The benchmark Karachi Stock Exchange 100 Index dropped 278.96, or 2.7 percent, to 10,212.92. The index plunged 35 percent from the record of 15,676.34 on April 18. Losses have been even steeper in China and Vietnam, where stock indexes fell more than 48 percent in 2008, yet no violence ensued there.
Mobius Saw Risks
Pakistan stocks reached an all-time high two months after parties opposed to President Pervez Musharraf prevailed in a parliamentary vote and said they would try to form a coalition government. The election heightened the risks for investors, Templeton Asset Management Ltd.’s Mark Mobius said in February.
Regulators this week eased the curbs on trading after volumes fell to the lowest in a decade. The restrictions, including a ban on short selling, were lifted with effect from July 14 by the securities commission after the exchange announced a 50 billion rupee fund to buy stocks.
…The Karachi Index plunged this year on concern the ruling government coalition would collapse because of disputes between Asif Ali Zardari, co-chairman of the Pakistan Peoples Party, the biggest group in the ruling coalition, and former Prime Minister Nawaz Sharif. The leaders have failed to resolve differences over how to reinstate judges dismissed by Musharraf and whether the former army chief should be removed and stand trial.Foreign investors slashed spending on Pakistani stocks to $62.2 million in the 11 months ended May 31, from $1.76 billion a year earlier, according to data compiled by the central bank.

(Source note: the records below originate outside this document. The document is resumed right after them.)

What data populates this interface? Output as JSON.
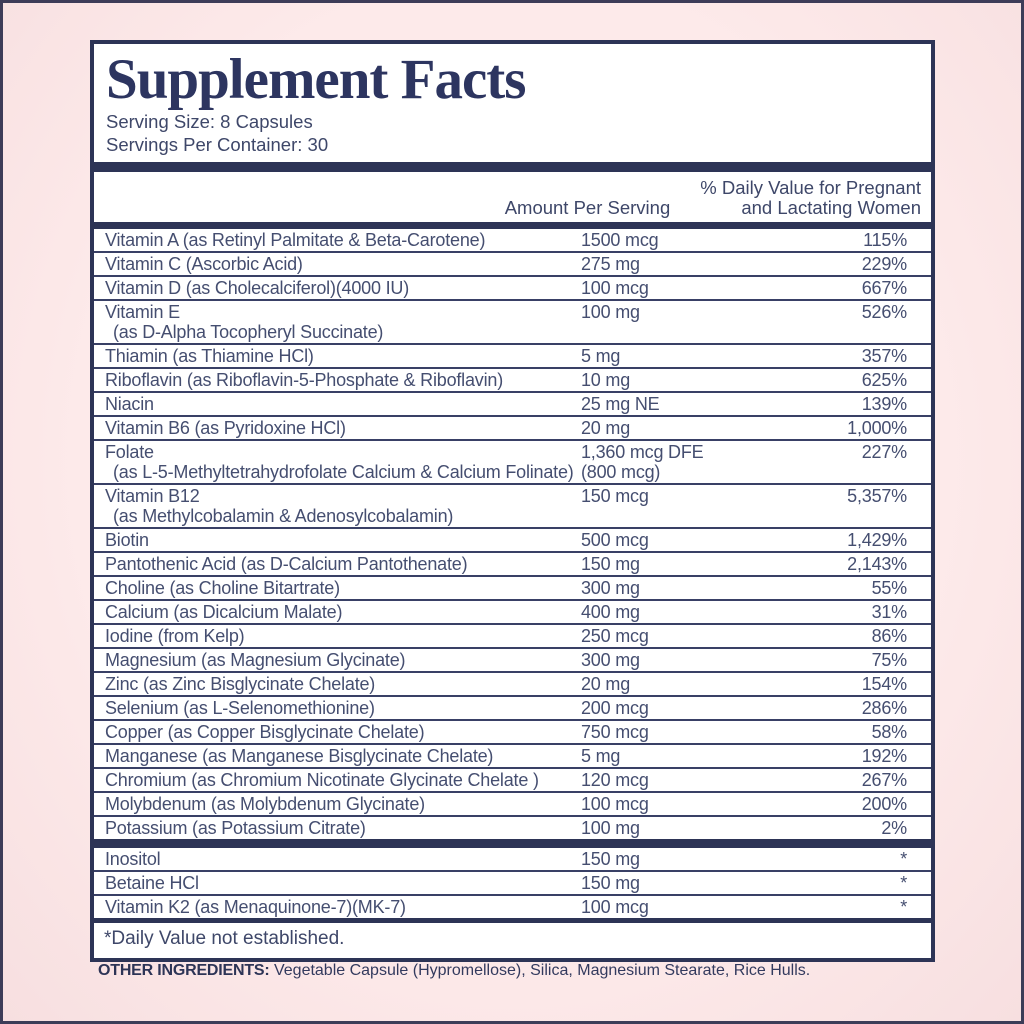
{
  "panel": {
    "title": "Supplement Facts",
    "serving_size": "Serving Size: 8 Capsules",
    "servings_per_container": "Servings Per Container: 30",
    "columns": {
      "amount": "Amount Per Serving",
      "dv_line1": "% Daily Value for Pregnant",
      "dv_line2": "and Lactating Women"
    },
    "footnote": "*Daily Value not established."
  },
  "rows": [
    {
      "name": "Vitamin A (as Retinyl Palmitate & Beta-Carotene)",
      "amount": "1500 mcg",
      "dv": "115%"
    },
    {
      "name": "Vitamin C (Ascorbic Acid)",
      "amount": "275 mg",
      "dv": "229%"
    },
    {
      "name": "Vitamin D (as Cholecalciferol)(4000 IU)",
      "amount": "100 mcg",
      "dv": "667%"
    },
    {
      "name": "Vitamin E",
      "name2": "(as D-Alpha Tocopheryl Succinate)",
      "amount": "100 mg",
      "dv": "526%"
    },
    {
      "name": "Thiamin (as Thiamine HCl)",
      "amount": "5 mg",
      "dv": "357%"
    },
    {
      "name": "Riboflavin (as Riboflavin-5-Phosphate & Riboflavin)",
      "amount": "10 mg",
      "dv": "625%"
    },
    {
      "name": "Niacin",
      "amount": "25 mg NE",
      "dv": "139%"
    },
    {
      "name": "Vitamin B6 (as Pyridoxine HCl)",
      "amount": "20 mg",
      "dv": "1,000%"
    },
    {
      "name": "Folate",
      "name2": "(as L-5-Methyltetrahydrofolate Calcium & Calcium Folinate)",
      "amount": "1,360 mcg DFE",
      "amount2": "(800 mcg)",
      "dv": "227%"
    },
    {
      "name": "Vitamin B12",
      "name2": "(as Methylcobalamin & Adenosylcobalamin)",
      "amount": "150 mcg",
      "dv": "5,357%"
    },
    {
      "name": "Biotin",
      "amount": "500 mcg",
      "dv": "1,429%"
    },
    {
      "name": "Pantothenic Acid (as D-Calcium Pantothenate)",
      "amount": "150 mg",
      "dv": "2,143%"
    },
    {
      "name": "Choline (as Choline Bitartrate)",
      "amount": "300 mg",
      "dv": "55%"
    },
    {
      "name": "Calcium (as Dicalcium Malate)",
      "amount": "400 mg",
      "dv": "31%"
    },
    {
      "name": "Iodine (from Kelp)",
      "amount": "250 mcg",
      "dv": "86%"
    },
    {
      "name": "Magnesium (as Magnesium Glycinate)",
      "amount": "300 mg",
      "dv": "75%"
    },
    {
      "name": "Zinc (as Zinc Bisglycinate Chelate)",
      "amount": "20 mg",
      "dv": "154%"
    },
    {
      "name": "Selenium (as L-Selenomethionine)",
      "amount": "200 mcg",
      "dv": "286%"
    },
    {
      "name": "Copper (as Copper Bisglycinate Chelate)",
      "amount": "750 mcg",
      "dv": "58%"
    },
    {
      "name": "Manganese (as Manganese Bisglycinate Chelate)",
      "amount": "5 mg",
      "dv": "192%"
    },
    {
      "name": "Chromium (as Chromium Nicotinate Glycinate Chelate )",
      "amount": "120 mcg",
      "dv": "267%"
    },
    {
      "name": "Molybdenum (as Molybdenum Glycinate)",
      "amount": "100 mcg",
      "dv": "200%"
    },
    {
      "name": "Potassium (as Potassium Citrate)",
      "amount": "100 mg",
      "dv": "2%"
    }
  ],
  "extra_rows": [
    {
      "name": "Inositol",
      "amount": "150 mg",
      "dv": "*"
    },
    {
      "name": "Betaine HCl",
      "amount": "150 mg",
      "dv": "*"
    },
    {
      "name": "Vitamin K2 (as Menaquinone-7)(MK-7)",
      "amount": "100 mcg",
      "dv": "*"
    }
  ],
  "other_ingredients": {
    "label": "OTHER INGREDIENTS:",
    "text": " Vegetable Capsule (Hypromellose), Silica, Magnesium Stearate, Rice Hulls."
  },
  "colors": {
    "background_pink": "#fbe7e7",
    "navy": "#2d3456",
    "row_text": "#454e70",
    "panel_white": "#ffffff"
  }
}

Investors broke windows today in Karachi, threw plant holders in the parking lot of the building, burned shareholder statements and at least one protester was injured, prompting intervention by police and the paramilitary. Investors also protested outside the Lahore and Islamabad stock exchanges, Geo Television reported.
“We demand that all stock prices be frozen at current levels,” said Kauser Javed, who heads the Small Investors Association. “People have sold their assets in the last 15 days to meet payments and if things continue this way, you will start hearing of suicides. The regulators always favor big brokers and investors.”